Sometimes it's just amazing/frightening how long a piece of software remains useful. I wrote Nexus Data Editor (NDE) in the late 1990's, mainly to keep my then PhD student Vince Smith happy. Vince was constructing a morphological dataset for lice, and he didn't like Macs (in those days, he's seen the light now), and even if he did MacClade didn't allow him to wax lyrical about character states, so I wrote NDE for Windows (in those days this meant Windows 95 and NT). Vince and other students found it useful, so I wrote a manual and released it.

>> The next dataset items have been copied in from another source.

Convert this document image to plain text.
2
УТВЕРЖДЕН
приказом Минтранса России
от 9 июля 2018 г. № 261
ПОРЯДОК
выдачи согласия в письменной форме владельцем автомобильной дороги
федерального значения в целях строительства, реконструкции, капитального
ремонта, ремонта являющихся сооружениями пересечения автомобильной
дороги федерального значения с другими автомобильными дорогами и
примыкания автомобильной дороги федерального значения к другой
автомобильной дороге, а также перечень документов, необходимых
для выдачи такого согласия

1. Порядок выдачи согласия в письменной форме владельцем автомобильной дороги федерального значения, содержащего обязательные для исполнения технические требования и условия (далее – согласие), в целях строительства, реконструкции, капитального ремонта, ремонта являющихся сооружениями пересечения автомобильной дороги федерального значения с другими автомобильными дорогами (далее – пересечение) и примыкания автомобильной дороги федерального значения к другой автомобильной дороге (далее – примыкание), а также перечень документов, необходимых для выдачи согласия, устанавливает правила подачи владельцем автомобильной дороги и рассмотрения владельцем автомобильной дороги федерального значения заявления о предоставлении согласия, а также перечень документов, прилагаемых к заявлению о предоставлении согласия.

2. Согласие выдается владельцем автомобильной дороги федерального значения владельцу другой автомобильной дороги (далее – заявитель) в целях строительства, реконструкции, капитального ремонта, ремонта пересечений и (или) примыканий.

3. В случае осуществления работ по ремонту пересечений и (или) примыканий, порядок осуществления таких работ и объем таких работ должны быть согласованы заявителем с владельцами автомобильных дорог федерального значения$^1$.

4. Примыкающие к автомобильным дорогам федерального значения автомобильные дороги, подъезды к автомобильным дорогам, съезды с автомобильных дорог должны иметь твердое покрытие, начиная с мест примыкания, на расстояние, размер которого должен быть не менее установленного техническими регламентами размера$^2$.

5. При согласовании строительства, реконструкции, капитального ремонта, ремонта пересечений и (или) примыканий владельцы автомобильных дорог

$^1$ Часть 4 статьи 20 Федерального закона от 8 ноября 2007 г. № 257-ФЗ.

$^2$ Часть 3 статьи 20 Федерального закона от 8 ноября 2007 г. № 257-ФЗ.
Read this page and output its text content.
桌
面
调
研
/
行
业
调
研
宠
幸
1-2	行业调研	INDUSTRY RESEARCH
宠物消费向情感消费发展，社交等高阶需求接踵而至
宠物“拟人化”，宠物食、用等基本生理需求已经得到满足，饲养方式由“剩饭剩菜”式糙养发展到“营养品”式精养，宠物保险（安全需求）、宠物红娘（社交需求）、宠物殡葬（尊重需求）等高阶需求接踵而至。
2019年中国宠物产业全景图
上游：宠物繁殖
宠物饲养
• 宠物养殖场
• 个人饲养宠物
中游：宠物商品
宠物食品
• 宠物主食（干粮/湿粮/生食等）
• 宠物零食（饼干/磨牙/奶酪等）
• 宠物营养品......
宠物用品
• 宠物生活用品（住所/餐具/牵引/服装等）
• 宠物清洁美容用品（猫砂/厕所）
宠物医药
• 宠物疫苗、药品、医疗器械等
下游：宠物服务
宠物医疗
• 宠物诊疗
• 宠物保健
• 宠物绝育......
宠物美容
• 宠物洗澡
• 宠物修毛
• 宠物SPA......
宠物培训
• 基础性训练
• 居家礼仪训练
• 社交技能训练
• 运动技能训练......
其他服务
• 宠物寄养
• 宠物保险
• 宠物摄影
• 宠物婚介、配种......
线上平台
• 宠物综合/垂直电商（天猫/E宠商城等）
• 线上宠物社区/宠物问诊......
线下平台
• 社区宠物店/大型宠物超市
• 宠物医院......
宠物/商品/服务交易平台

Turns out people still use NDE, but it doesn't install on Vista. I finally bit the bullet and put a installed a copy of Vista in VM Fusion on my MacBook, and confirmed that the installation was broken. Fearing I'd have to compile NDE for Vista (a challenge as it was built using the wonderful Borland 5.02 C++ compiler and IDE, now defunct). Turns out, it's the install package itself that's broken (built using Install Shield). The Inno Setup installer I use for TreeView X works fine, however.
The upshot is, if you use(d) NDE and have Vista, download a new copy of NDE from the web site, and it should work. Thanks to Mike Polcyn at the Southern Methodist University, Dallas, for the prompting that finally got this done.